WASHINGTON – The Senate Judiciary Committee, led by Chairman Chuck Grassley of Iowa, this morning approved five pieces of legislation that will address the national opioid crisis. Chairman Grassley released the following statement. A brief description of each approved bill follows.
“Today, we took several steps forward in beating back the opioid epidemic. It’s a crisis that touches families and communities across this country. From California to the Carolinas to my home state of Iowa, we have seen the devastating results of abusing illegal and prescription opioids, heroin or fentanyl.
“Each of the measures we approved today will help curb opioid abuse and its tragic consequences. As a cosponsor of five of these bills, I’ve been glad to work with my colleagues to address this mounting problem. Our work is not yet done, and I look forward to continued bipartisan cooperation to enact these measures and continue combatting this epidemic.” Grassley said.
S.2645 Access to Increased Drug Disposal Act of 2018 (Ernst, Grassley, Blumenthal)

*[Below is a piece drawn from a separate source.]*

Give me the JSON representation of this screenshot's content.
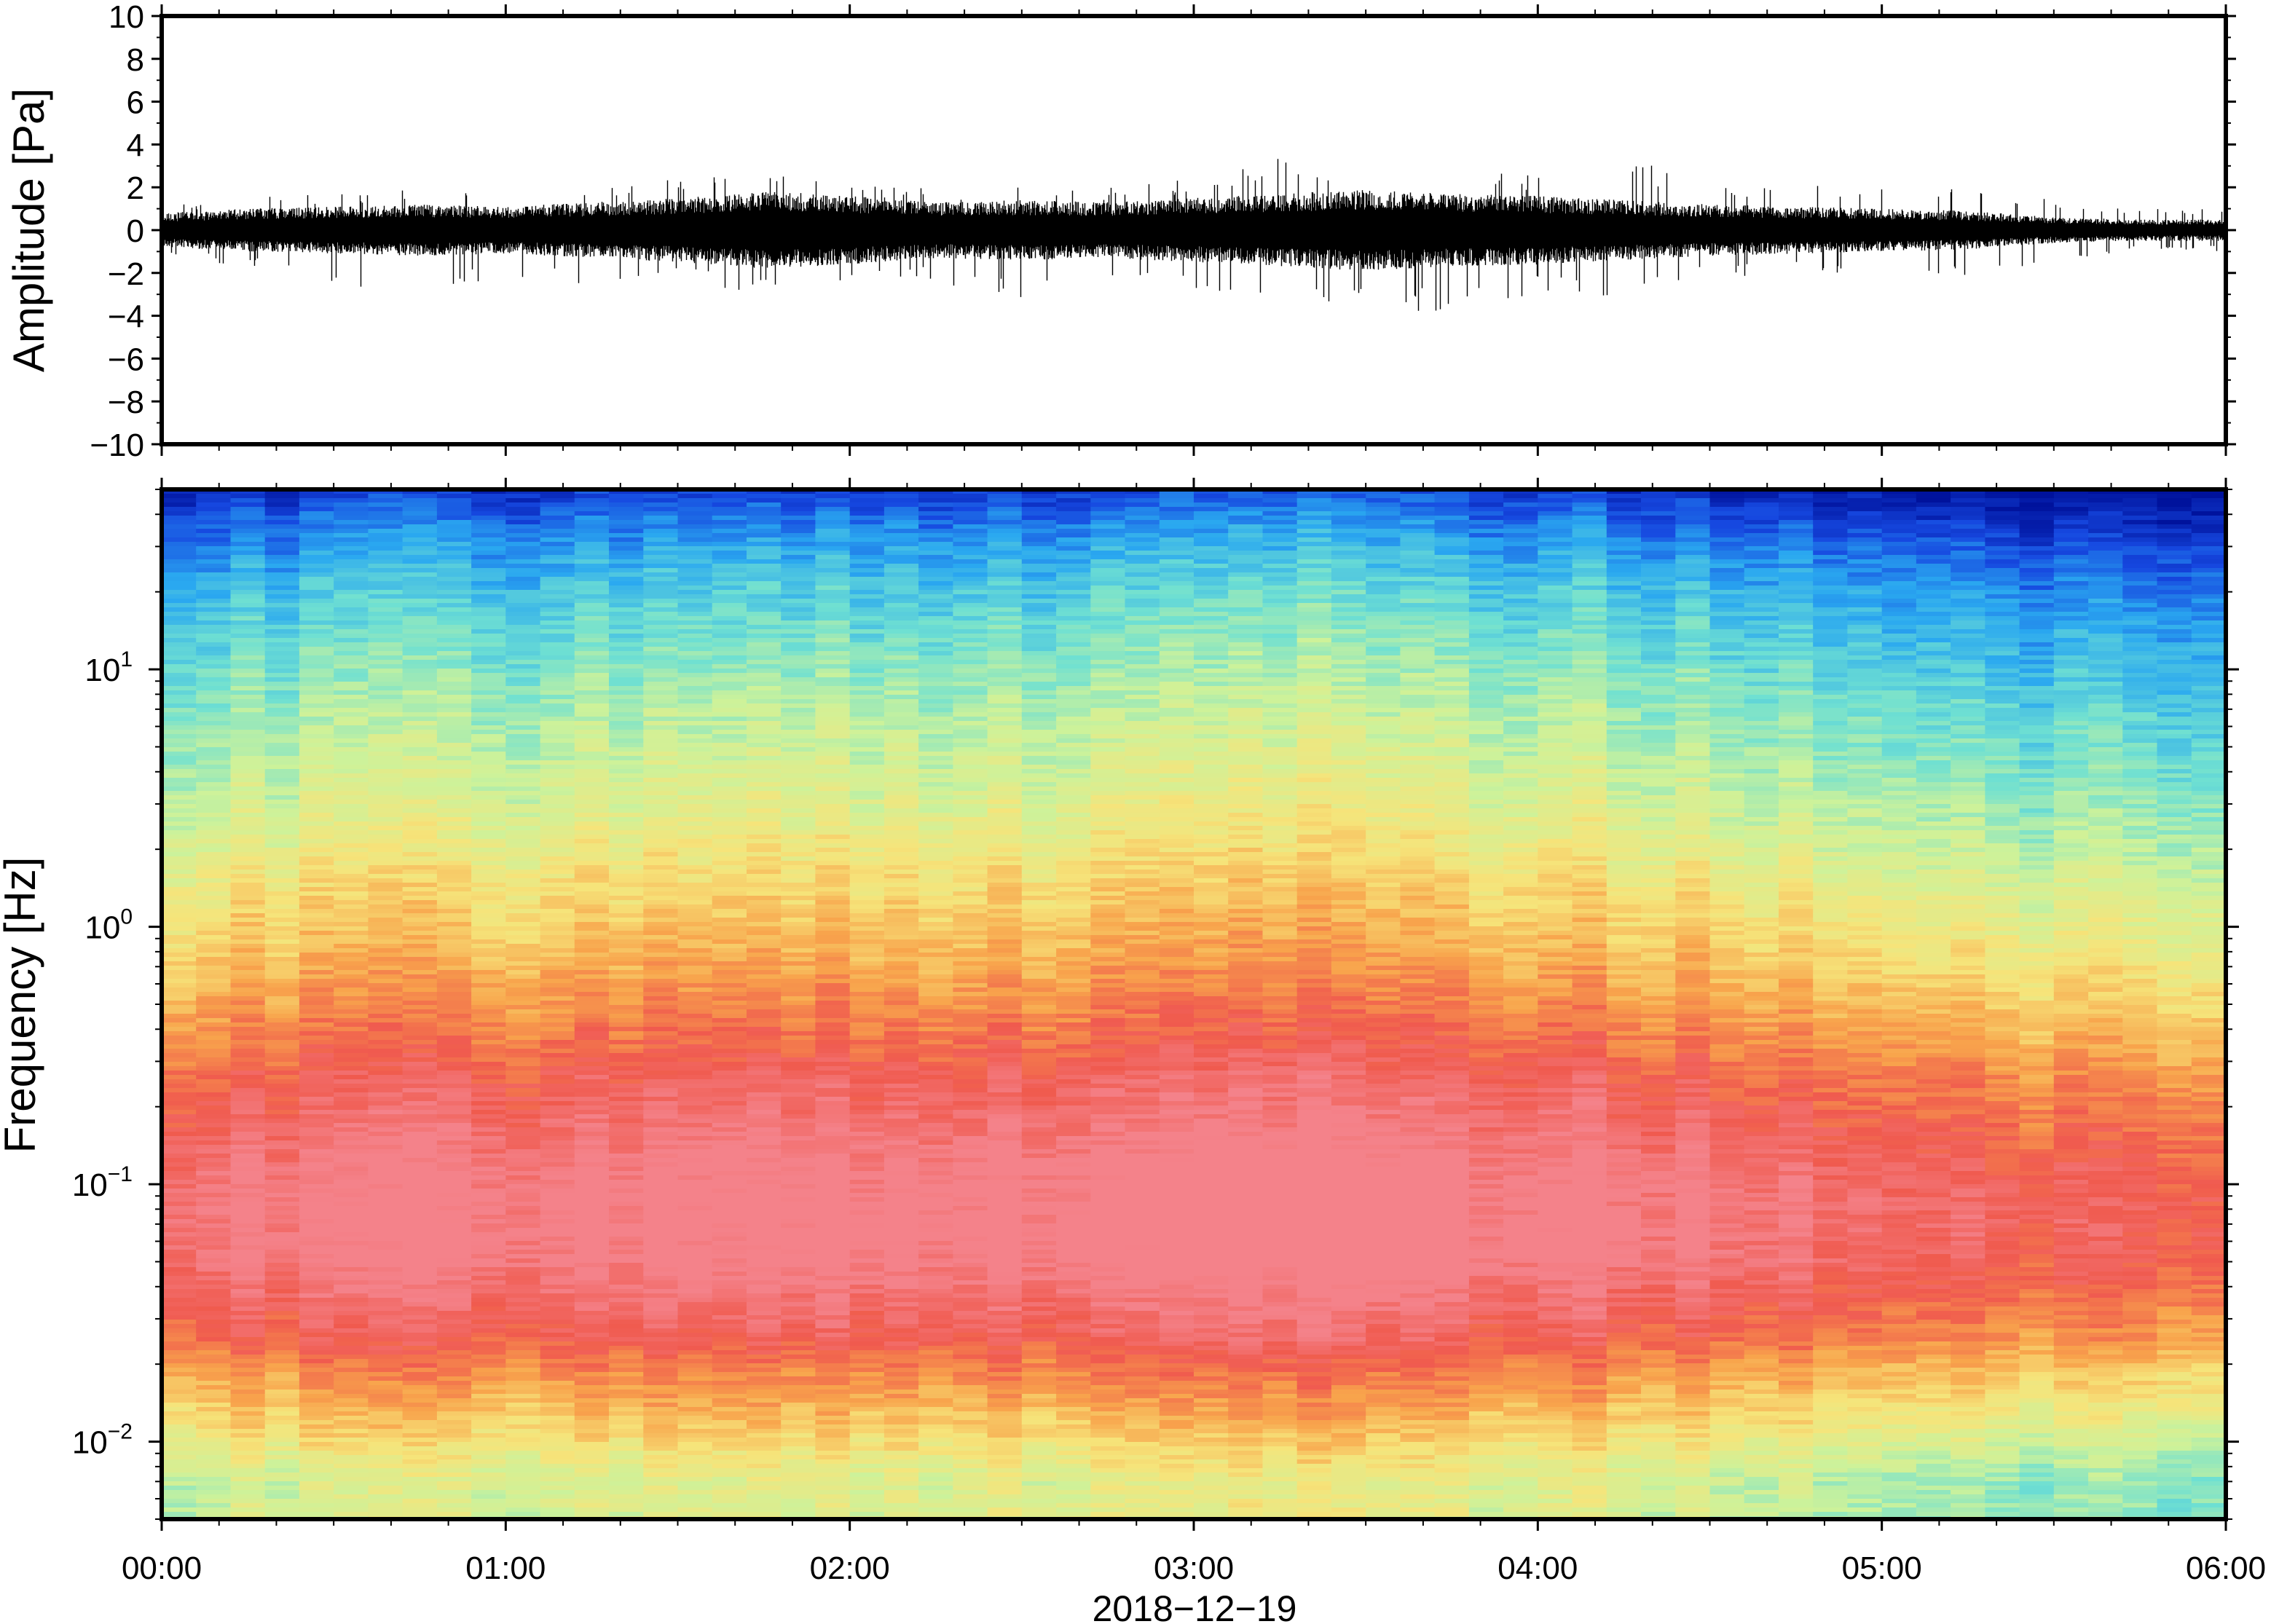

S.2645 will encourage increased participation of authorized collectors in drug take back programs by awarding grants to states. It will focus particular attention on states within the lowest quartile of participation in take back programs.
See also: Drug take back programs can fight the growth of opioid addiction (Op-Ed in the Iowa City Press-Citizen)
S.2535 Opioid Quota Reform Act (Durbin, Kennedy, Grassley, Feinstein)
S.2535 will empower the Drug Enforcement Administration (DEA) to consider additional factors when setting annual quotas for opioid drug production in the United States. Currently, DEA can only consider past sales and estimated demand. This bill allows the agency to take into account diversion, abuse, overdose deaths and public health impacts when setting quotas.
See also: Addressing the opioid crisis on the front end with the Opioid Quota Reform Act (Op-Ed in The Hill)
S.2789 Substance Abuse Prevention Act (Cornyn, Feinstein, Tillis, Klobuchar, Blumenthal, Grassley)
S.2789 will reauthorize the Office of National Drug Control Policy (ONDCP), keeping the Drug-Free Communities (DFC) and High-Intensity Drug Trafficking Areas (HIDTA) programs within that office. It will also boost public awareness of opioid and heroin addiction as authorized under the Comprehensive Addiction and Recovery Act (CARA); provide resources for families to stay together when one is battling substance abuse; and require the Attorney General and the Dept. of Health and Human Services to complete a plan for educating and training health care providers in best practices for prescribing controlled substances.
S.207 Synthetic Abuse and Labeling of Toxic Substances Act of 2017 (Klobuchar, Graham, Feinstein, Grassley, Whitehouse, Cornyn, Blumenthal, Tillis, Warner, Hatch, Hassan, Rubio, Markey, Kennedy, Smith)
S.207 will close a legal loophole that inhibits the prosecution of opioid analogue traffickers by clarifying when a controlled substance analogue is or is not intended for human consumption.
S.2838 Using Data to Prevent Opioid Diversion Act of 2018 (Feinstein, Grassley, Capito, Durbin)
S.2838 will require DEA to use anonymized data to track and prevent the diversion of prescription opioids into illegal sales. The data will be available to registrants, and will include the total number of distributors serving a single pharmacy or practitioner and the total number of opioid pills distributed to a single pharmacy or practitioner.
Each bill was reported favorably to the full Senate by a voice vote. Full results of today’s Senate Judiciary Committee executive business meeting can be found HERE.
An additional piece of legislation, S.2837 the Preventing Drug Diversion Act of 2018, was held over for consideration at the next executive business meeting. It is sponsored by Sens. Hassan and Grassley. That bill will amend the Controlled Substances Act to define “suspicious order” to include unusually sized orders, orders that deviate substantially from a normal pattern, orders of unusual frequency and orders that meet other criteria set by the Attorney General.